活気のあるその町のはずれにはアインボワと呼ばれる広大な森がある。

普段は落ち着いた森だが、時には魔物も出ることから町の人間はこの森に入るときは

ギルドで護衛を雇ってから森に入るというのが鉄則となっている。

頻度は少ないながらも、魔物に出会った際は普通の人ではとても太刀打ちできず

大けがをするものもいるし、行方不明となる者もいる。


その森の中、1人の青年が悠々と歩いていた。護衛もつけずにだ。

青年の目線は下に向いている。

「…あった」

と言い、青年は地面から薬草を掘り出した。


「もうすぐこの薬草が必要になるからな、今のうちに集めておかないと」

青年は黙々と同じ薬草を掘り起こし、持参した大袋に入れていく。

今回採取している薬草はさほど希少なものではない。

だが、アインボワの奥にしか生息しない種のため自然と森の奥へと進むこととなった。


そんな青年の後ろからうなり声がした

青年が振り返ると、魔物【グロボタリー】がいた

姿を現したその巨躯は、もはや獣というよりも、生命を宿した岩塊のようだった。

見た目からわかる膨大な質量、分厚い皮膚は年輪を刻んだ古木の樹皮のように硬い。

討伐された個体を解体しようしたら生半可な刃は通さなかったほどだ。

その毛は錆びた針金のようにごわついている。

最大の特徴は、口元から湾曲して突き出した一対の牙であった。

それは単なる歯ではなく、大きく長く伸び、先端は鉄をも穿つ鋭利さを持っている。


青年も【グロボタリー】との遭遇は初めてで一瞬、驚く。

その驚きを察したかのように【グロボタリー】はいきなり仕掛けてきた。

青年に突進していく。その巨体が青年にぶつかれば、ぶっ飛ばされることは必須だろう。その後に待ち受ける運命は想像に難くない。

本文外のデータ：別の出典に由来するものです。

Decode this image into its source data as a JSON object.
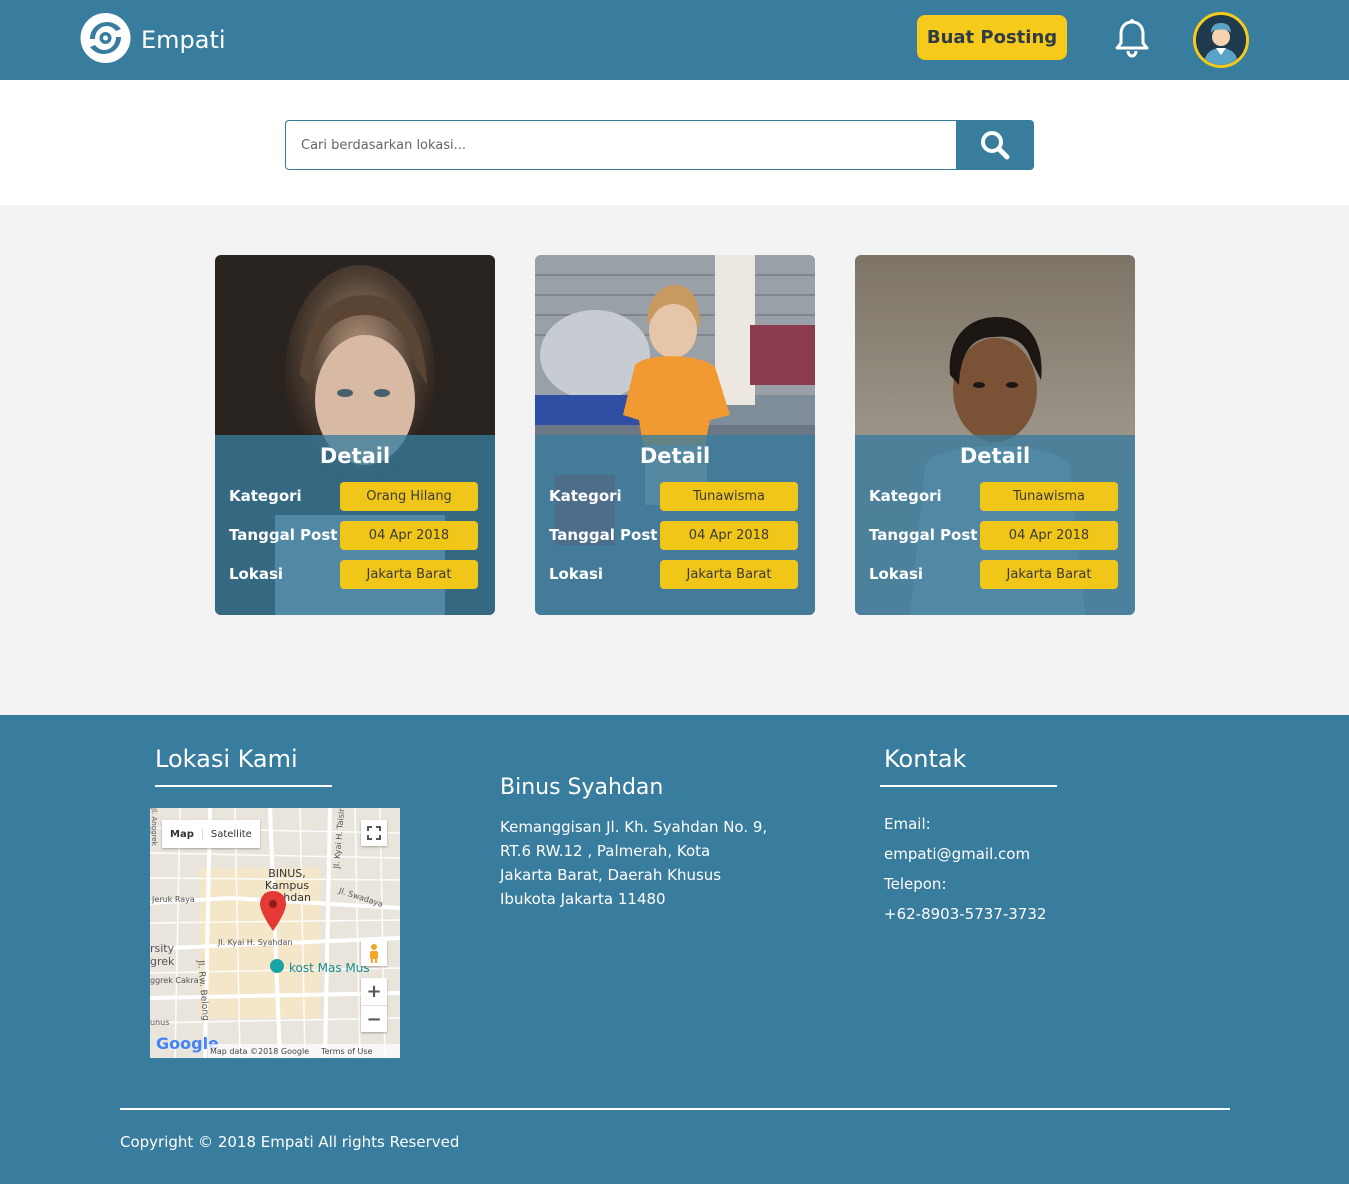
{
  "header": {
    "brand": "Empati",
    "post_button": "Buat Posting",
    "bell_icon": "bell-icon",
    "avatar_icon": "user-avatar"
  },
  "search": {
    "placeholder": "Cari berdasarkan lokasi...",
    "button_icon": "search-icon"
  },
  "cards": [
    {
      "title": "Detail",
      "kategori_label": "Kategori",
      "kategori": "Orang Hilang",
      "tanggal_label": "Tanggal Post",
      "tanggal": "04 Apr 2018",
      "lokasi_label": "Lokasi",
      "lokasi": "Jakarta Barat"
    },
    {
      "title": "Detail",
      "kategori_label": "Kategori",
      "kategori": "Tunawisma",
      "tanggal_label": "Tanggal Post",
      "tanggal": "04 Apr 2018",
      "lokasi_label": "Lokasi",
      "lokasi": "Jakarta Barat"
    },
    {
      "title": "Detail",
      "kategori_label": "Kategori",
      "kategori": "Tunawisma",
      "tanggal_label": "Tanggal Post",
      "tanggal": "04 Apr 2018",
      "lokasi_label": "Lokasi",
      "lokasi": "Jakarta Barat"
    }
  ],
  "footer": {
    "location_title": "Lokasi Kami",
    "map": {
      "map_tab": "Map",
      "satellite_tab": "Satellite",
      "place_label": "BINUS, Kampus Syahdan",
      "street_1": "Jl. Kyai H. Syahdan",
      "street_2": "Jl. Rw. Belong",
      "street_3": "Jl. Kyai H. Taisir",
      "street_4": "Jeruk Raya",
      "street_5": "Jl. Swadaya",
      "poi": "kost Mas Mus",
      "edge_1": "rsity",
      "edge_2": "grek",
      "edge_3": "ggrek Cakra",
      "edge_4": "unus",
      "edge_5": "Jl. Anggrek",
      "google": "Google",
      "map_data": "Map data ©2018 Google",
      "terms": "Terms of Use",
      "zoom_in": "+",
      "zoom_out": "−"
    },
    "address_title": "Binus Syahdan",
    "address_lines": [
      "Kemanggisan Jl. Kh. Syahdan No. 9,",
      "RT.6 RW.12 , Palmerah, Kota",
      "Jakarta Barat, Daerah Khusus",
      "Ibukota Jakarta 11480"
    ],
    "contact_title": "Kontak",
    "email_label": "Email:",
    "email": "empati@gmail.com",
    "phone_label": "Telepon:",
    "phone": "+62-8903-5737-3732",
    "copyright": "Copyright © 2018 Empati All rights Reserved"
  }
}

だが、青年の驚きはすぐに消え去り、ただその突進を見据えていた。

そして、皮膚がかすめる極限の間合いで右に跳躍し、その突進を回避した

【グロボタリー】はそのまま青年の後ろの木にぶつかると、木をへし折り倒した。


【グロボタリー】はすぐさま青年に向きなおり、そのまま再度青年に突進を仕掛ける。

青年は先ほどと同じように皮膚がかすめる極限の間合いでよけていく。

1つでも間違いがあれば死ぬかもしれない状況の中で青年はどこか余裕の雰囲気があった。


同じやりとりを何回か重ねた後、【グロボタリー】は流石に疲れたのか、それか一旦様子を見ようとしたのか。

その突進をやめた。


それをみた青年は次の瞬間、【グロボタリー】の目の前にいた。

突然の出現に巨体の魔物は驚愕に身を硬直させた。

青年は無音の速さで【グロボタリー】を蹴り上げた。その威力が大きいのかその巨体がわずかに宙を舞う。

続けて、浮いた巨体に対してさらに上から足を振り下ろす。いわゆるかかと落としだ。

またその威力が大きいのか今度は激突した地面からバウンドし、また宙に放り出される。

今度は横から蹴りを一閃。その巨体は木々を何本かへしおり最後の木に激突した。


あたりには静寂が広がっていた。

木に激突した【グロボタリー】の体はもう動いていなかった。

「…生の【グロボタリー】をはじめてみたぜ、結構迫力あったな」

青年はその様子を確認すると、さらに森の奥へと歩みを進めた。

「さぁ、もう少し薬草を集めておきますか」

そうつぶやいて、日が傾くまで薬草採取を続けた。